Multimodal Emotion Recognition and Sentiment Analysis in Multi-Party Conversation Contexts
Aref Farhadipour, Hossein Ranjbar, Masoumeh Chapariniya, Teodora Vukovic, Sarah Ebling, Volker Dellwo
TL;DR
The paper tackles emotion recognition and sentiment analysis in multi-party conversations by proposing a four-modality fusion framework that combines text, audio, facial cues, and video context. It leverages RoBERTa for text, Wav2Vec2 for speech, FacialNet for facial representations, and a CNN+Transformer-based video model, concatenating their embeddings into a multimodal vector for classification. On the MELD dataset, the four-modality fusion achieves 66.36% emotion accuracy and 72.15% sentiment accuracy, outperforming unimodal baselines. The work demonstrates the value of integrated linguistic, acoustic, and visual cues in realistic, noisy conversational settings and points to future directions in speaker-focused segmentation and arousal/valence-based fusion strategies.
Abstract
Emotion recognition and sentiment analysis are pivotal tasks in speech and language processing, particularly in real-world scenarios involving multi-party, conversational data.
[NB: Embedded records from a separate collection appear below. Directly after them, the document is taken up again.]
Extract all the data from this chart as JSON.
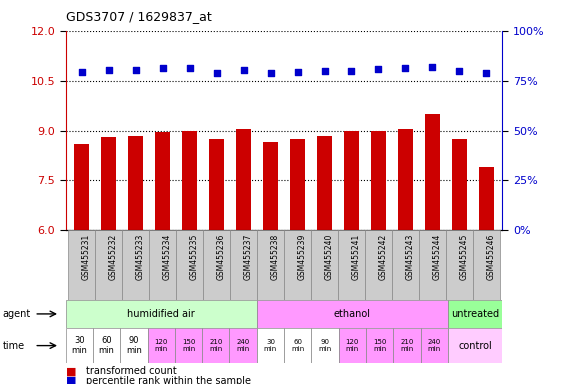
{
  "title": "GDS3707 / 1629837_at",
  "samples": [
    "GSM455231",
    "GSM455232",
    "GSM455233",
    "GSM455234",
    "GSM455235",
    "GSM455236",
    "GSM455237",
    "GSM455238",
    "GSM455239",
    "GSM455240",
    "GSM455241",
    "GSM455242",
    "GSM455243",
    "GSM455244",
    "GSM455245",
    "GSM455246"
  ],
  "bar_values": [
    8.6,
    8.8,
    8.85,
    8.95,
    9.0,
    8.75,
    9.05,
    8.65,
    8.75,
    8.85,
    9.0,
    9.0,
    9.05,
    9.5,
    8.75,
    7.9
  ],
  "dot_values": [
    10.75,
    10.82,
    10.82,
    10.88,
    10.88,
    10.72,
    10.82,
    10.72,
    10.75,
    10.78,
    10.78,
    10.85,
    10.88,
    10.9,
    10.78,
    10.72
  ],
  "bar_color": "#cc0000",
  "dot_color": "#0000cc",
  "ylim_left": [
    6,
    12
  ],
  "ylim_right": [
    0,
    100
  ],
  "yticks_left": [
    6,
    7.5,
    9,
    10.5,
    12
  ],
  "yticks_right": [
    0,
    25,
    50,
    75,
    100
  ],
  "agent_groups": [
    {
      "label": "humidified air",
      "start": 0,
      "end": 7,
      "color": "#ccffcc"
    },
    {
      "label": "ethanol",
      "start": 7,
      "end": 14,
      "color": "#ff99ff"
    },
    {
      "label": "untreated",
      "start": 14,
      "end": 16,
      "color": "#99ff99"
    }
  ],
  "time_labels": [
    "30\nmin",
    "60\nmin",
    "90\nmin",
    "120\nmin",
    "150\nmin",
    "210\nmin",
    "240\nmin",
    "30\nmin",
    "60\nmin",
    "90\nmin",
    "120\nmin",
    "150\nmin",
    "210\nmin",
    "240\nmin"
  ],
  "time_colors": [
    "#ffffff",
    "#ffffff",
    "#ffffff",
    "#ff99ff",
    "#ff99ff",
    "#ff99ff",
    "#ff99ff",
    "#ffffff",
    "#ffffff",
    "#ffffff",
    "#ff99ff",
    "#ff99ff",
    "#ff99ff",
    "#ff99ff"
  ],
  "time_label_control": "control",
  "agent_label": "agent",
  "time_label": "time",
  "legend_bar": "transformed count",
  "legend_dot": "percentile rank within the sample",
  "background_color": "#ffffff",
  "grid_color": "#888888",
  "sample_bg_color": "#cccccc"
}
This paper presents a multimodal approach to tackle these challenges on a well-known dataset. We propose a system that integrates four key modalities/channels using pre-trained models: RoBERTa for text, Wav2Vec2 for speech, a proposed FacialNet for facial expressions, and a CNN+Transformer architecture trained from scratch for video analysis. Feature embeddings from each modality are concatenated to form a multimodal vector, which is then used to predict emotion and sentiment labels. The multimodal system demonstrates superior performance compared to unimodal approaches, achieving an accuracy of 66.36% for emotion recognition and 72.15% for sentiment analysis.